Diet-dependent differences in key metabolic traits in eight Collaborative Cross (CC) founder strains. Liver weight and triglyceride (TG) and plasma aspartate aminotransferase (AST), alanine aminotransferase (ALT), total cholesterol, and betaine were higher in high-fat and cholic acid (HFCA) diet-fed mice (purple color), while oxygen consumption per body weight was higher in AIN-93M diet-fed mice (light blue color). Plasma trimethylamine N-oxide (TMAO) was higher in HFCA diet-fed mice, but not significant.
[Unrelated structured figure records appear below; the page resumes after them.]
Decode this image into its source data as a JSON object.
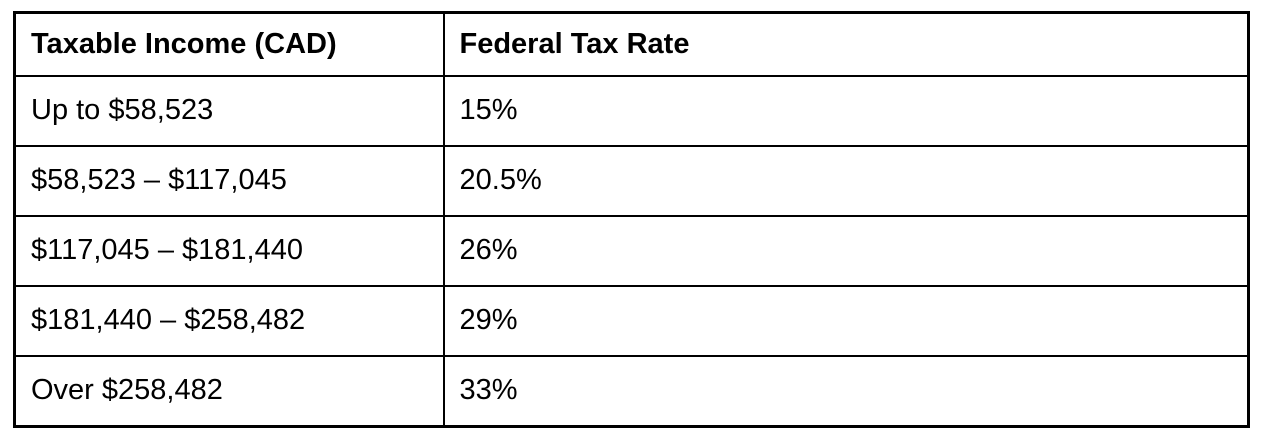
{
  "page": {
    "background_color": "#ffffff"
  },
  "table": {
    "title": "federal-tax-brackets-table",
    "style": {
      "border_color": "#000000",
      "text_color": "#000000",
      "background_color": "#ffffff"
    },
    "header": {
      "income_label": "Taxable Income (CAD)",
      "rate_label": "Federal Tax Rate"
    },
    "rows": [
      {
        "income": "Up to $58,523",
        "rate": "15%"
      },
      {
        "income": "$58,523 – $117,045",
        "rate": "20.5%"
      },
      {
        "income": "$117,045 – $181,440",
        "rate": "26%"
      },
      {
        "income": "$181,440 – $258,482",
        "rate": "29%"
      },
      {
        "income": "Over $258,482",
        "rate": "33%"
      }
    ]
  }
}
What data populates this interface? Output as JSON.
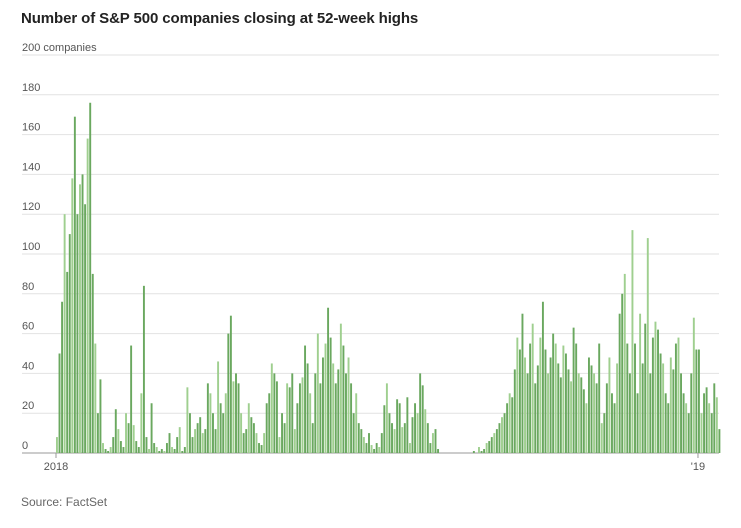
{
  "title": "Number of S&P 500 companies closing at 52-week highs",
  "source": "Source: FactSet",
  "chart_data": {
    "type": "bar",
    "unit_label": "200 companies",
    "ylim": [
      0,
      200
    ],
    "yticks": [
      0,
      20,
      40,
      60,
      80,
      100,
      120,
      140,
      160,
      180
    ],
    "xticks": [
      {
        "label": "2018",
        "index": 0
      },
      {
        "label": "'19",
        "index": 251
      }
    ],
    "grid": true,
    "bar_colors": [
      "#6aa85f",
      "#9fcf8f"
    ],
    "values": [
      8,
      50,
      76,
      120,
      91,
      110,
      138,
      169,
      120,
      135,
      140,
      125,
      158,
      176,
      90,
      55,
      20,
      37,
      5,
      2,
      1,
      3,
      8,
      22,
      12,
      6,
      3,
      20,
      15,
      54,
      14,
      6,
      3,
      30,
      84,
      8,
      2,
      25,
      5,
      3,
      1,
      2,
      1,
      5,
      10,
      3,
      2,
      8,
      13,
      1,
      3,
      33,
      20,
      8,
      12,
      15,
      18,
      10,
      12,
      35,
      30,
      20,
      12,
      46,
      25,
      20,
      30,
      60,
      69,
      36,
      40,
      35,
      20,
      10,
      12,
      25,
      18,
      15,
      10,
      5,
      4,
      10,
      25,
      30,
      45,
      40,
      36,
      8,
      20,
      15,
      35,
      33,
      40,
      12,
      25,
      35,
      38,
      54,
      45,
      30,
      15,
      40,
      60,
      35,
      48,
      55,
      73,
      58,
      45,
      35,
      42,
      65,
      54,
      40,
      48,
      35,
      20,
      30,
      15,
      12,
      8,
      5,
      10,
      4,
      2,
      5,
      3,
      10,
      24,
      35,
      20,
      15,
      12,
      27,
      25,
      13,
      15,
      28,
      5,
      18,
      25,
      20,
      40,
      34,
      22,
      15,
      5,
      10,
      12,
      2,
      0,
      0,
      0,
      0,
      0,
      0,
      0,
      0,
      0,
      0,
      0,
      0,
      0,
      1,
      0,
      3,
      1,
      2,
      5,
      6,
      8,
      10,
      12,
      15,
      18,
      20,
      25,
      30,
      28,
      42,
      58,
      52,
      70,
      48,
      40,
      55,
      65,
      35,
      44,
      58,
      76,
      52,
      40,
      48,
      60,
      55,
      45,
      38,
      54,
      50,
      42,
      36,
      63,
      55,
      40,
      38,
      32,
      25,
      48,
      44,
      40,
      35,
      55,
      15,
      20,
      35,
      48,
      30,
      25,
      45,
      70,
      80,
      90,
      55,
      40,
      112,
      55,
      30,
      70,
      45,
      65,
      108,
      40,
      58,
      66,
      62,
      50,
      45,
      30,
      25,
      48,
      42,
      55,
      58,
      40,
      30,
      25,
      20,
      40,
      68,
      52,
      52,
      20,
      30,
      33,
      25,
      20,
      35,
      28,
      12
    ]
  }
}
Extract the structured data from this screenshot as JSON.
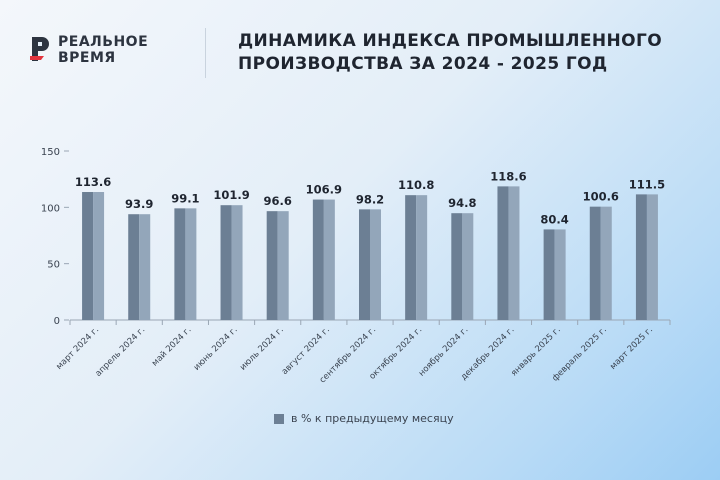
{
  "brand": {
    "line1": "РЕАЛЬНОЕ",
    "line2": "ВРЕМЯ",
    "mark_color": "#2d3440",
    "accent": "#e2343d"
  },
  "title_line1": "ДИНАМИКА ИНДЕКСА ПРОМЫШЛЕННОГО",
  "title_line2": "ПРОИЗВОДСТВА ЗА 2024 - 2025 ГОД",
  "chart_data": {
    "type": "bar",
    "categories": [
      "март 2024 г.",
      "апрель 2024 г.",
      "май 2024 г.",
      "июнь 2024 г.",
      "июль 2024 г.",
      "август 2024 г.",
      "сентябрь 2024 г.",
      "октябрь 2024 г.",
      "ноябрь 2024 г.",
      "декабрь 2024 г.",
      "январь 2025 г.",
      "февраль 2025 г.",
      "март 2025 г."
    ],
    "series": [
      {
        "name": "в % к предыдущему месяцу",
        "values": [
          113.6,
          93.9,
          99.1,
          101.9,
          96.6,
          106.9,
          98.2,
          110.8,
          94.8,
          118.6,
          80.4,
          100.6,
          111.5
        ]
      }
    ],
    "data_labels": [
      "113.6",
      "93.9",
      "99.1",
      "101.9",
      "96.6",
      "106.9",
      "98.2",
      "110.8",
      "94.8",
      "118.6",
      "80.4",
      "100.6",
      "111.5"
    ],
    "yticks": [
      0,
      50,
      100,
      150
    ],
    "ylim": [
      0,
      150
    ],
    "grid": false,
    "legend_position": "bottom-center",
    "bar_color": "#6c7f94",
    "bar_highlight": "#93a6ba"
  }
}
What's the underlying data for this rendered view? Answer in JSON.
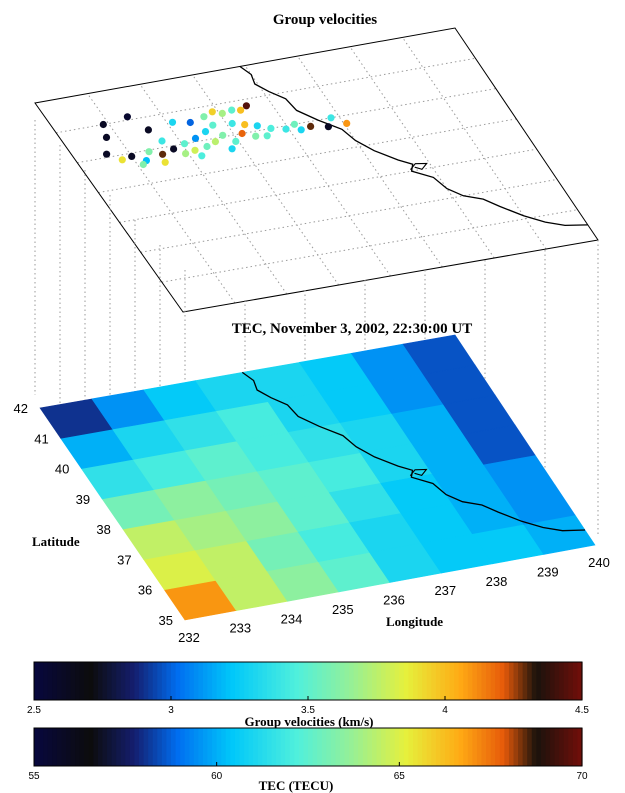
{
  "chart_data": [
    {
      "type": "scatter",
      "title": "Group velocities",
      "x_range": [
        232,
        240
      ],
      "y_range": [
        35,
        42
      ],
      "points": [
        {
          "x": 232.9,
          "y": 41.0,
          "v": 2.6
        },
        {
          "x": 233.4,
          "y": 41.1,
          "v": 2.55
        },
        {
          "x": 232.8,
          "y": 40.6,
          "v": 2.6
        },
        {
          "x": 233.6,
          "y": 40.6,
          "v": 2.6
        },
        {
          "x": 234.1,
          "y": 40.7,
          "v": 3.3
        },
        {
          "x": 234.4,
          "y": 40.6,
          "v": 3.0
        },
        {
          "x": 234.7,
          "y": 40.7,
          "v": 3.6
        },
        {
          "x": 234.9,
          "y": 40.8,
          "v": 3.95
        },
        {
          "x": 235.05,
          "y": 40.7,
          "v": 3.7
        },
        {
          "x": 235.25,
          "y": 40.75,
          "v": 3.5
        },
        {
          "x": 235.4,
          "y": 40.7,
          "v": 4.0
        },
        {
          "x": 235.55,
          "y": 40.8,
          "v": 4.45
        },
        {
          "x": 232.6,
          "y": 40.1,
          "v": 2.6
        },
        {
          "x": 232.8,
          "y": 39.85,
          "v": 3.9
        },
        {
          "x": 233.0,
          "y": 39.9,
          "v": 2.6
        },
        {
          "x": 233.2,
          "y": 39.7,
          "v": 3.2
        },
        {
          "x": 233.35,
          "y": 39.95,
          "v": 3.6
        },
        {
          "x": 233.55,
          "y": 39.8,
          "v": 4.3
        },
        {
          "x": 233.7,
          "y": 40.2,
          "v": 3.4
        },
        {
          "x": 233.8,
          "y": 39.9,
          "v": 2.6
        },
        {
          "x": 233.95,
          "y": 39.7,
          "v": 3.7
        },
        {
          "x": 234.05,
          "y": 40.0,
          "v": 3.5
        },
        {
          "x": 234.15,
          "y": 39.75,
          "v": 3.8
        },
        {
          "x": 234.3,
          "y": 40.1,
          "v": 3.1
        },
        {
          "x": 234.4,
          "y": 39.8,
          "v": 3.55
        },
        {
          "x": 234.55,
          "y": 40.25,
          "v": 3.3
        },
        {
          "x": 234.6,
          "y": 39.9,
          "v": 3.75
        },
        {
          "x": 234.75,
          "y": 40.4,
          "v": 3.5
        },
        {
          "x": 234.8,
          "y": 40.05,
          "v": 3.6
        },
        {
          "x": 234.95,
          "y": 39.8,
          "v": 3.5
        },
        {
          "x": 235.1,
          "y": 40.35,
          "v": 3.4
        },
        {
          "x": 235.15,
          "y": 40.0,
          "v": 4.2
        },
        {
          "x": 235.3,
          "y": 40.25,
          "v": 4.0
        },
        {
          "x": 235.35,
          "y": 39.85,
          "v": 3.6
        },
        {
          "x": 235.5,
          "y": 40.15,
          "v": 3.3
        },
        {
          "x": 235.55,
          "y": 39.8,
          "v": 3.5
        },
        {
          "x": 235.7,
          "y": 40.0,
          "v": 3.45
        },
        {
          "x": 235.95,
          "y": 39.9,
          "v": 3.4
        },
        {
          "x": 236.2,
          "y": 39.8,
          "v": 3.3
        },
        {
          "x": 236.15,
          "y": 40.0,
          "v": 3.55
        },
        {
          "x": 236.4,
          "y": 39.85,
          "v": 4.3
        },
        {
          "x": 236.7,
          "y": 39.75,
          "v": 2.6
        },
        {
          "x": 236.85,
          "y": 40.0,
          "v": 3.4
        },
        {
          "x": 237.05,
          "y": 39.75,
          "v": 4.1
        },
        {
          "x": 233.1,
          "y": 39.6,
          "v": 3.6
        },
        {
          "x": 233.5,
          "y": 39.55,
          "v": 3.9
        },
        {
          "x": 234.2,
          "y": 39.55,
          "v": 3.45
        },
        {
          "x": 234.8,
          "y": 39.6,
          "v": 3.3
        }
      ]
    },
    {
      "type": "heatmap",
      "title": "TEC, November 3, 2002, 22:30:00 UT",
      "xlabel": "Longitude",
      "ylabel": "Latitude",
      "x_ticks": [
        232,
        233,
        234,
        235,
        236,
        237,
        238,
        239,
        240
      ],
      "y_ticks": [
        35,
        36,
        37,
        38,
        39,
        40,
        41,
        42
      ],
      "x_range": [
        232,
        240
      ],
      "y_range": [
        35,
        42
      ],
      "rows_south_to_north": [
        [
          67.0,
          64.5,
          63.5,
          62.5,
          61.0,
          60.5,
          60.5,
          60.0
        ],
        [
          65.0,
          64.5,
          63.0,
          62.0,
          61.0,
          60.5,
          60.0,
          59.5
        ],
        [
          64.5,
          64.0,
          63.5,
          62.5,
          61.5,
          60.5,
          60.0,
          59.5
        ],
        [
          63.0,
          63.5,
          63.0,
          62.5,
          62.0,
          61.0,
          60.0,
          58.5
        ],
        [
          61.5,
          62.0,
          62.5,
          62.0,
          61.5,
          61.0,
          60.0,
          58.5
        ],
        [
          60.0,
          61.0,
          61.5,
          62.0,
          61.0,
          60.5,
          59.5,
          58.5
        ],
        [
          58.0,
          59.5,
          60.5,
          61.0,
          61.0,
          60.5,
          59.5,
          58.5
        ]
      ]
    }
  ],
  "colorbars": [
    {
      "label": "Group velocities (km/s)",
      "ticks": [
        "2.5",
        "3",
        "3.5",
        "4",
        "4.5"
      ],
      "min": 2.5,
      "max": 4.5
    },
    {
      "label": "TEC (TECU)",
      "ticks": [
        "55",
        "60",
        "65",
        "70"
      ],
      "min": 55,
      "max": 70
    }
  ]
}
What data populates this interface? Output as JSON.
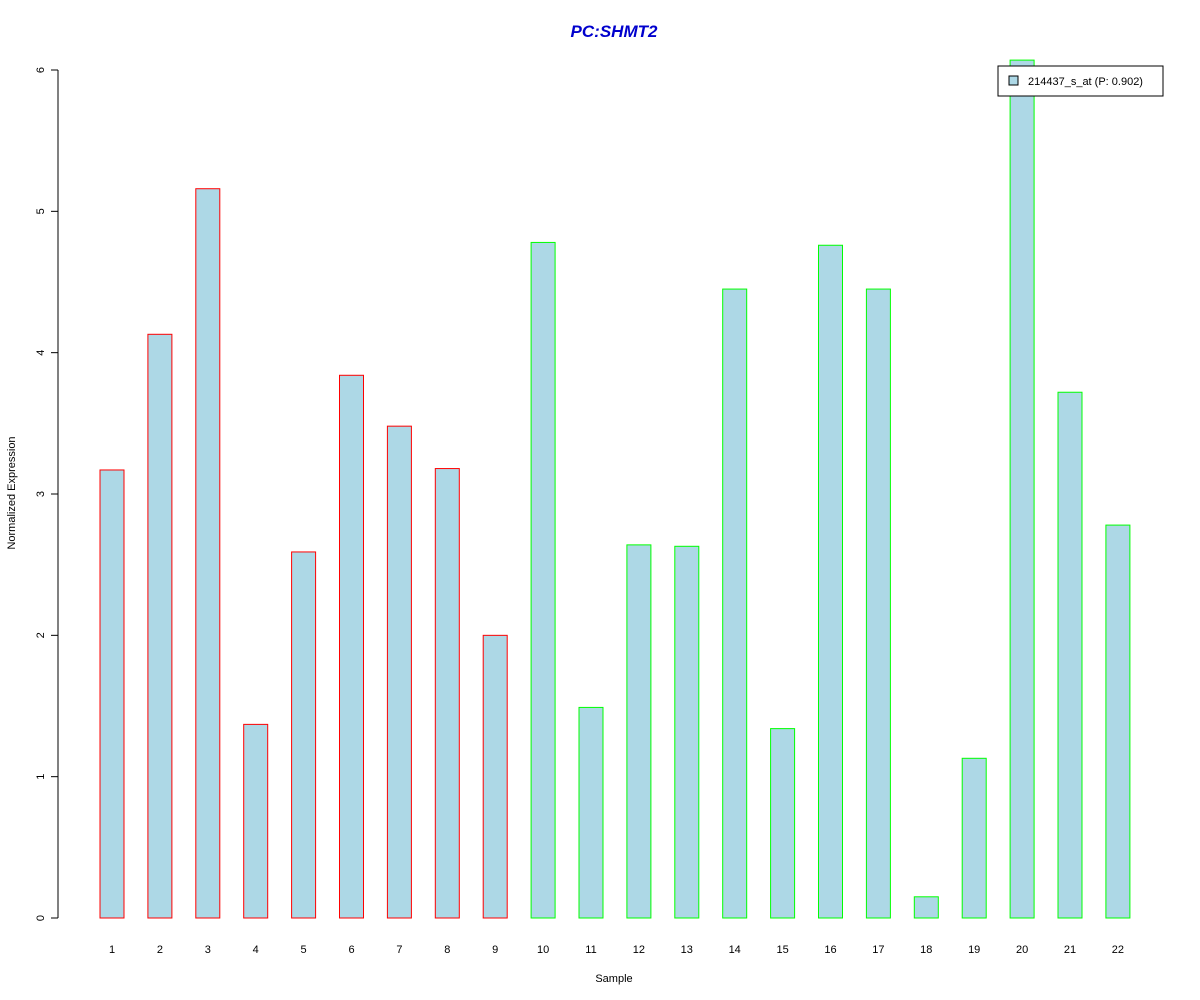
{
  "chart_data": {
    "type": "bar",
    "title": "PC:SHMT2",
    "xlabel": "Sample",
    "ylabel": "Normalized Expression",
    "ylim": [
      0,
      6
    ],
    "yticks": [
      "0",
      "1",
      "2",
      "3",
      "4",
      "5",
      "6"
    ],
    "categories": [
      "1",
      "2",
      "3",
      "4",
      "5",
      "6",
      "7",
      "8",
      "9",
      "10",
      "11",
      "12",
      "13",
      "14",
      "15",
      "16",
      "17",
      "18",
      "19",
      "20",
      "21",
      "22"
    ],
    "values": [
      3.17,
      4.13,
      5.16,
      1.37,
      2.59,
      3.84,
      3.48,
      3.18,
      2.0,
      4.78,
      1.49,
      2.64,
      2.63,
      4.45,
      1.34,
      4.76,
      4.45,
      0.15,
      1.13,
      6.07,
      3.72,
      2.78
    ],
    "groups": [
      "A",
      "A",
      "A",
      "A",
      "A",
      "A",
      "A",
      "A",
      "A",
      "B",
      "B",
      "B",
      "B",
      "B",
      "B",
      "B",
      "B",
      "B",
      "B",
      "B",
      "B",
      "B"
    ],
    "group_border_colors": {
      "A": "#ff0000",
      "B": "#00ff00"
    },
    "bar_fill_color": "#add8e6",
    "title_color": "#0000cd",
    "legend": {
      "label": "214437_s_at (P: 0.902)",
      "position": "top-right"
    },
    "grid": false
  }
}
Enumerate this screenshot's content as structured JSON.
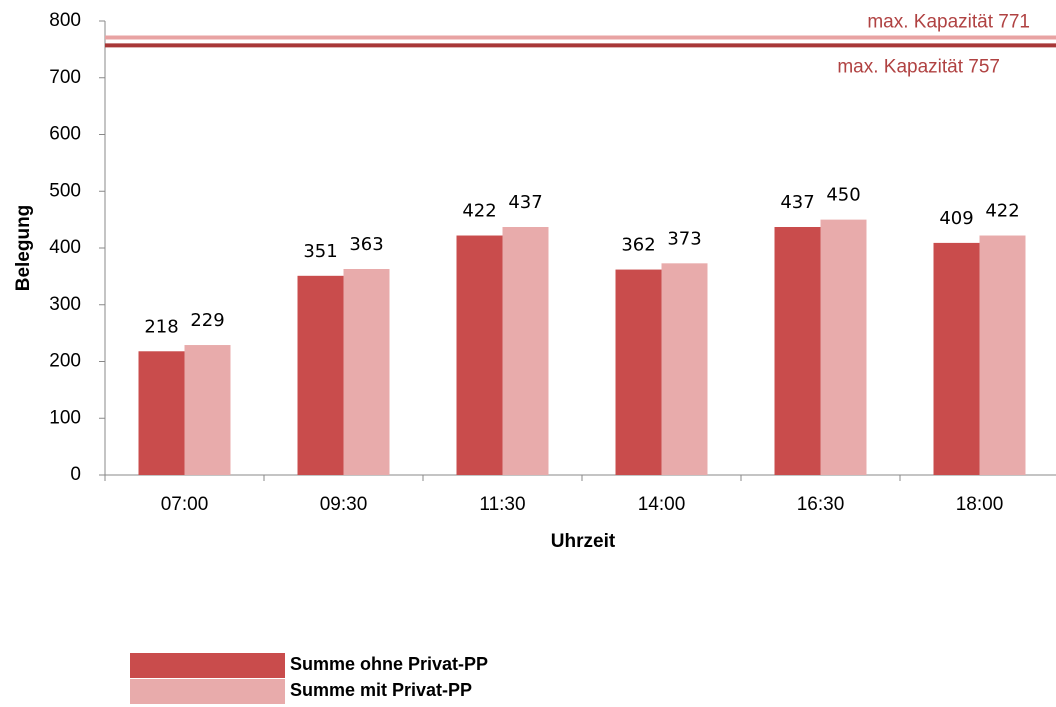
{
  "chart_data": {
    "type": "bar",
    "categories": [
      "07:00",
      "09:30",
      "11:30",
      "14:00",
      "16:30",
      "18:00"
    ],
    "series": [
      {
        "name": "Summe ohne Privat-PP",
        "color": "#c94c4c",
        "values": [
          218,
          351,
          422,
          362,
          437,
          409
        ]
      },
      {
        "name": "Summe mit Privat-PP",
        "color": "#e8abab",
        "values": [
          229,
          363,
          437,
          373,
          450,
          422
        ]
      }
    ],
    "reference_lines": [
      {
        "value": 771,
        "label": "max. Kapazität 771",
        "color": "#e8a3a3"
      },
      {
        "value": 757,
        "label": "max. Kapazität 757",
        "color": "#a83838"
      }
    ],
    "ylabel": "Belegung",
    "xlabel": "Uhrzeit",
    "ylim": [
      0,
      800
    ],
    "yticks": [
      0,
      100,
      200,
      300,
      400,
      500,
      600,
      700,
      800
    ],
    "grid": false,
    "legend": "bottom-left"
  }
}
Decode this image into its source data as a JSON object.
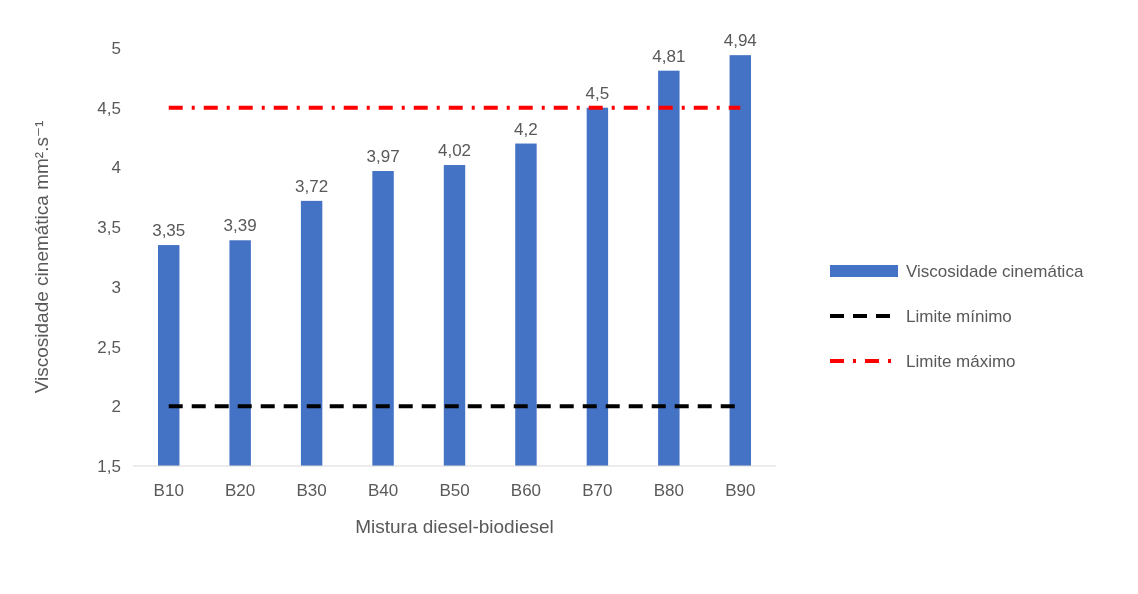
{
  "chart_data": {
    "type": "bar",
    "xlabel": "Mistura diesel-biodiesel",
    "ylabel": "Viscosidade cinemática mm².s⁻¹",
    "categories": [
      "B10",
      "B20",
      "B30",
      "B40",
      "B50",
      "B60",
      "B70",
      "B80",
      "B90"
    ],
    "series": [
      {
        "name": "Viscosidade cinemática",
        "color": "#4472c4",
        "values": [
          3.35,
          3.39,
          3.72,
          3.97,
          4.02,
          4.2,
          4.5,
          4.81,
          4.94
        ],
        "value_labels": [
          "3,35",
          "3,39",
          "3,72",
          "3,97",
          "4,02",
          "4,2",
          "4,5",
          "4,81",
          "4,94"
        ]
      },
      {
        "name": "Limite mínimo",
        "type": "line",
        "color": "#000000",
        "line_style": "dashed",
        "values": [
          2,
          2,
          2,
          2,
          2,
          2,
          2,
          2,
          2
        ]
      },
      {
        "name": "Limite máximo",
        "type": "line",
        "color": "#ff0000",
        "line_style": "dotted",
        "values": [
          4.5,
          4.5,
          4.5,
          4.5,
          4.5,
          4.5,
          4.5,
          4.5,
          4.5
        ]
      }
    ],
    "ylim": [
      1.5,
      5
    ],
    "yticks": [
      {
        "value": 1.5,
        "label": "1,5"
      },
      {
        "value": 2,
        "label": "2"
      },
      {
        "value": 2.5,
        "label": "2,5"
      },
      {
        "value": 3,
        "label": "3"
      },
      {
        "value": 3.5,
        "label": "3,5"
      },
      {
        "value": 4,
        "label": "4"
      },
      {
        "value": 4.5,
        "label": "4,5"
      },
      {
        "value": 5,
        "label": "5"
      }
    ],
    "legend": "right"
  }
}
A/J (yellow), B6 (gray), C57BL/6J; 129 (pink), 129S1/SvlmJ; NOD (blue), NOD/ShiLtJ; NZO (light blue), NZO/HILtJ; CAST (green), CAST/EiJ; PWJ (red), PWK/PhJ; WSB (purple), WSB/EiJ. ****P <0.001, **P < 0.01, *P < 0.05. Data were means ± S.E., n ≥ 4 mice/diet/strain.

Figure 5.

Association of hepatic co-expression gene modules with metabolic traits in the eight Collaborative Cross (CC) founder strains in female mice. A: Spearman correlation between liver gene modules and metabolic traits in all mice. Module names were shown along the right axis, and top-enriched gene ontology (GO) and Kyoto Encyclopedia of Genes and Genomes (KEGG) terms in the legend. B: Spearman correlation between the top 30 high-fat and cholic acid (HFCA)-specific differential expression genes (DEGs) identified in the magenta module and metabolic traits in all mice. The P values were adjusted using the Benjamini–Hochberg (BH) false discovery rate (FDR) procedure. ***P < 0.001, **P < 0.01, *P < 0.05, .P < 0.10.

Figure 6.

Association of hepatic gene modules with metabolic traits points to Nox4-associated plasma trimethylamine N-oxide (TMAO) and creatinine production. Effect of diet or genetic background on plasma TMAO (A) and liver triacylglycerol (TG) (B), and hepatic expression of Fmo3 (C) and Nox4 (D). Spearman correlation between plasma TMAO and Fmo3 (E) or Nox4 (F) abundance. Spearman correlation between liver TG and Fmo3 (G) or Nox4 (H) abundance. ***P < 0.001, **P < 0.01, *P < 0.05, n = 6 mice for each founder, three for AIN-93M diet (light blue color) and three for high-fat and cholic acid (HFCA) diet-fed mice (purple color). A/J (yellow), B6 (gray), C57BL/6J; 129 (pink), 129S1/SvlmJ; NOD (blue), NOD/ShiLtJ; NZO (light blue), NZO/HILtJ; CAST (green), CAST/EiJ; PWJ (red), PWK/PhJ; WSB (purple), WSB/EiJ.